序盤はともに探りを入れながらお互いの出方をうかがうような展開。横浜は両サイドのマルティノスと齋藤学を使って高い位置で押し込んでいく。ヴェルディはやや引き気味な陣形から、マイボールを奪ってからボランチを経由してサイドに素早くボールを運び、カウンター気味に攻撃に出た。このサイドの攻防が勝負を分けた。17分に大木暁が齋藤の突破をファウルで止めて、絶妙な位置でフリーキックを与える。中村のフリーキックをもっとも警戒していたヴェルディだが、簡単に相手にチャンスを与えてしまう。そして18分、このフリーキックを中村に鋭く曲がりながら落ちるボールでゴールに沈められ、静かな立ち上がりから一気にスコアを動かされてしまった。26分には、中村のコーナーキックでショートコーナーを活用してマークを外され、リターンを受けた中村のピンポイントのクロスをゴール前にで中町にフリーで合わされて追加点を許す。反撃に出たヴェルディだが、絶妙な距離感を保ちながらボールを動かす相手を前に、前線からのプレスがはまらず、アクションを起こせないままボールウォッチャーになって試合が進む。前半終了間際には、齋藤の突破を中後が止めたと判断されてPKを献上。これをカイケに決められてセットプレーで3点を奪われて前半を折り返した。

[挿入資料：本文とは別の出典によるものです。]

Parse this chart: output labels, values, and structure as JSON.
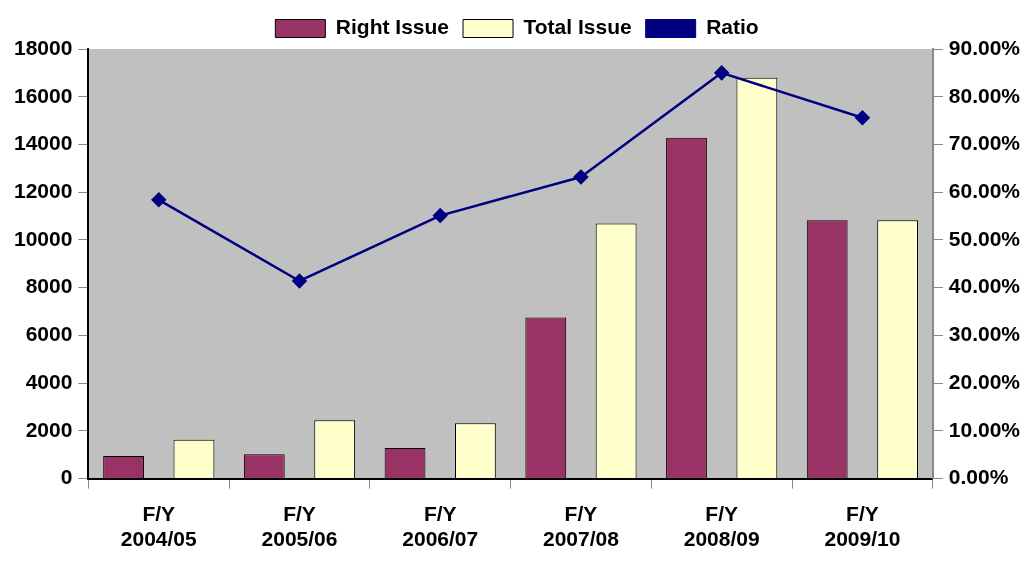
{
  "chart_data": {
    "type": "bar",
    "categories": [
      "F/Y\n2004/05",
      "F/Y\n2005/06",
      "F/Y\n2006/07",
      "F/Y\n2007/08",
      "F/Y\n2008/09",
      "F/Y\n2009/10"
    ],
    "series": [
      {
        "name": "Right Issue",
        "color": "#993366",
        "values": [
          950,
          1020,
          1280,
          6750,
          14280,
          10820
        ]
      },
      {
        "name": "Total Issue",
        "color": "#ffffcc",
        "values": [
          1630,
          2450,
          2320,
          10690,
          16800,
          10820
        ]
      },
      {
        "name": "Ratio",
        "type": "line",
        "axis": "y2",
        "color": "#000080",
        "values": [
          58.4,
          41.4,
          55.1,
          63.2,
          85,
          75.6
        ]
      }
    ],
    "ylim": [
      0,
      18000
    ],
    "yticks": [
      0,
      2000,
      4000,
      6000,
      8000,
      10000,
      12000,
      14000,
      16000,
      18000
    ],
    "y2lim": [
      0,
      90
    ],
    "y2ticks": [
      {
        "value": 0,
        "label": "0.00%"
      },
      {
        "value": 10,
        "label": "10.00%"
      },
      {
        "value": 20,
        "label": "20.00%"
      },
      {
        "value": 30,
        "label": "30.00%"
      },
      {
        "value": 40,
        "label": "40.00%"
      },
      {
        "value": 50,
        "label": "50.00%"
      },
      {
        "value": 60,
        "label": "60.00%"
      },
      {
        "value": 70,
        "label": "70.00%"
      },
      {
        "value": 80,
        "label": "80.00%"
      },
      {
        "value": 90,
        "label": "90.00%"
      }
    ],
    "grid": false,
    "legend": "top",
    "marker": "diamond",
    "line_style": "solid"
  }
}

ハーフタイムに冨樫監督が強調したのは、ボールを保持する相手に対してスマートに戦おうとするチームに戦う姿勢が足りないという点。特に前線からのプレスがはまらずに2度追い、3度追いができなかった点、そして高い位置でフリーで受けながら前を向いて勝負ができなかった点の改善を求めた。そこで勝負を仕掛けるために、澤井に代えて渡辺皓太を投入した。

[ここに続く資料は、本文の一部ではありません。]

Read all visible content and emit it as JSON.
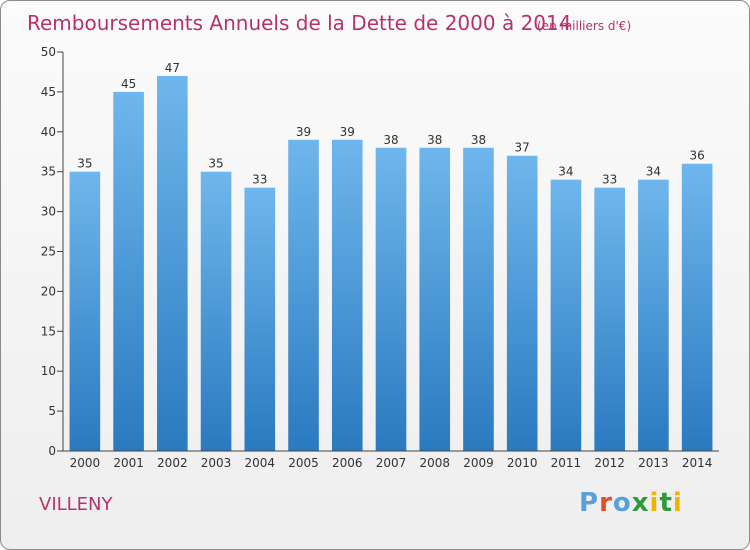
{
  "chart_data": {
    "type": "bar",
    "title": "Remboursements Annuels de la Dette de 2000 à 2014",
    "subtitle": "(en milliers d'€)",
    "categories": [
      "2000",
      "2001",
      "2002",
      "2003",
      "2004",
      "2005",
      "2006",
      "2007",
      "2008",
      "2009",
      "2010",
      "2011",
      "2012",
      "2013",
      "2014"
    ],
    "values": [
      35,
      45,
      47,
      35,
      33,
      39,
      39,
      38,
      38,
      38,
      37,
      34,
      33,
      34,
      36
    ],
    "ylim": [
      0,
      50
    ],
    "yticks": [
      0,
      5,
      10,
      15,
      20,
      25,
      30,
      35,
      40,
      45,
      50
    ],
    "grid": false,
    "data_labels": true,
    "bar_color": "#3d8fd4"
  },
  "commune": "VILLENY",
  "logo": {
    "letters": [
      "P",
      "r",
      "o",
      "x",
      "i",
      "t",
      "i"
    ],
    "colors": [
      "#5aa0d8",
      "#e0502a",
      "#5aa0d8",
      "#2e9a3a",
      "#f0b400",
      "#2e9a3a",
      "#f0b400"
    ]
  }
}
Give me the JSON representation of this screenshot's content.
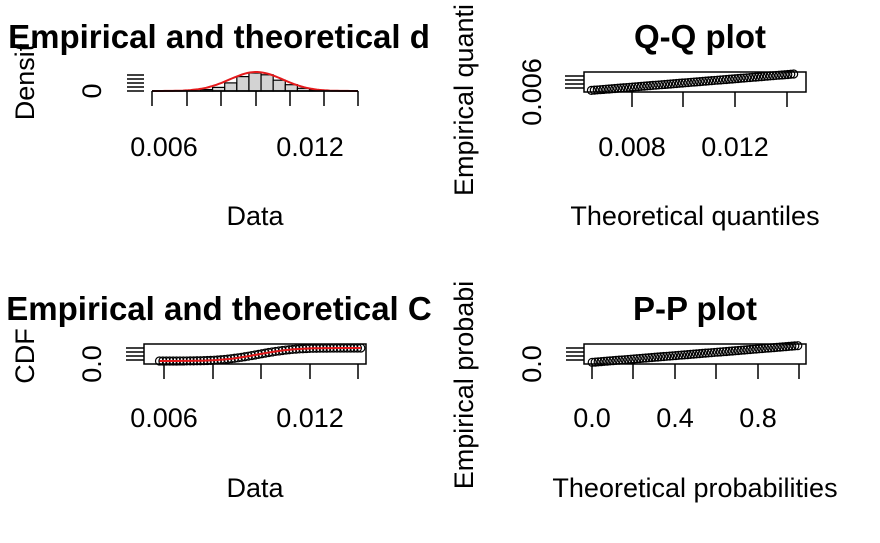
{
  "colors": {
    "fit_curve": "#e41a1c",
    "hist_fill": "#d3d3d3",
    "ink": "#000000"
  },
  "chart_data": [
    {
      "panel": "density",
      "type": "bar",
      "title": "Empirical and theoretical d",
      "xlabel": "Data",
      "ylabel": "Densit",
      "xticks": [
        "0.006",
        "0.012"
      ],
      "yticks": [
        "0"
      ],
      "xlim": [
        0.005,
        0.0135
      ],
      "bins": [
        0.007,
        0.0075,
        0.008,
        0.0085,
        0.009,
        0.0095,
        0.01,
        0.0105,
        0.011,
        0.0115,
        0.012
      ],
      "hist_rel_heights": [
        0.08,
        0.2,
        0.45,
        0.8,
        1.0,
        0.9,
        0.6,
        0.35,
        0.15,
        0.05
      ],
      "fit_mean": 0.0093,
      "fit_sd": 0.0011
    },
    {
      "panel": "qq",
      "type": "scatter",
      "title": "Q-Q plot",
      "xlabel": "Theoretical quantiles",
      "ylabel": "Empirical quanti",
      "xticks": [
        "0.008",
        "0.012"
      ],
      "yticks": [
        "0.006"
      ],
      "xlim": [
        0.0055,
        0.0145
      ],
      "ylim": [
        0.0055,
        0.0145
      ],
      "x_range": [
        0.0058,
        0.014
      ]
    },
    {
      "panel": "cdf",
      "type": "line",
      "title": "Empirical and theoretical C",
      "xlabel": "Data",
      "ylabel": "CDF",
      "xticks": [
        "0.006",
        "0.012"
      ],
      "yticks": [
        "0.0"
      ],
      "xlim": [
        0.0049,
        0.0135
      ],
      "ylim": [
        0,
        1
      ],
      "x_range": [
        0.0055,
        0.0133
      ],
      "fit_mean": 0.0093,
      "fit_sd": 0.0011
    },
    {
      "panel": "pp",
      "type": "scatter",
      "title": "P-P plot",
      "xlabel": "Theoretical probabilities",
      "ylabel": "Empirical probabi",
      "xticks": [
        "0.0",
        "0.4",
        "0.8"
      ],
      "yticks": [
        "0.0"
      ],
      "xlim": [
        -0.04,
        1.04
      ],
      "ylim": [
        -0.04,
        1.04
      ],
      "x_range": [
        0,
        1
      ]
    }
  ]
}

勝負を捨てずにまずは追いつくことを目指して前に出たヴェルディ。前半とはうってかわり、プレスをいなされながらもしぶとく食らいついていき、マイボールになってからは狭いエリアでも前を向いて相手を押し込み、決定機を作り出した。最初のチャンスは63分、右サイドで北脇と大木が数的優位を作って攻略し、大木が深くサイドをえぐってクロス。ニアに飛び込んだ南がジャンピングボレーで合わせたが、枠を捉え切れない。76分には、中後がペナルティエリア内に侵入した南へくさびをつける。反転した南が左足でコースを狙ってシュートを放つが、これも枠からわずかに外れた。その3分後には、渡辺がスルーパスに抜け出して相手GKと1対1のチャンスを得るが、シュートは間合いを詰めたGKに弾き出された。85分にも中後が絶妙なパスをスペースへ流し込み、渡辺が抜け出してチャンスを迎えるが、前に飛び出したGKと接触しながらこぼれ球に反応しようとしたがシュートまで持ち込めなかった。後半に入って、高い位置、しかもペナルティエリアに侵入してチャンスを作ったが、フィニッシュの精度を欠いてゴールは奪えず。逆に88分に左サイドをマルティノスに突破されてゴール前まで簡単に侵入され、クロスをカイケに合わされて4失点目。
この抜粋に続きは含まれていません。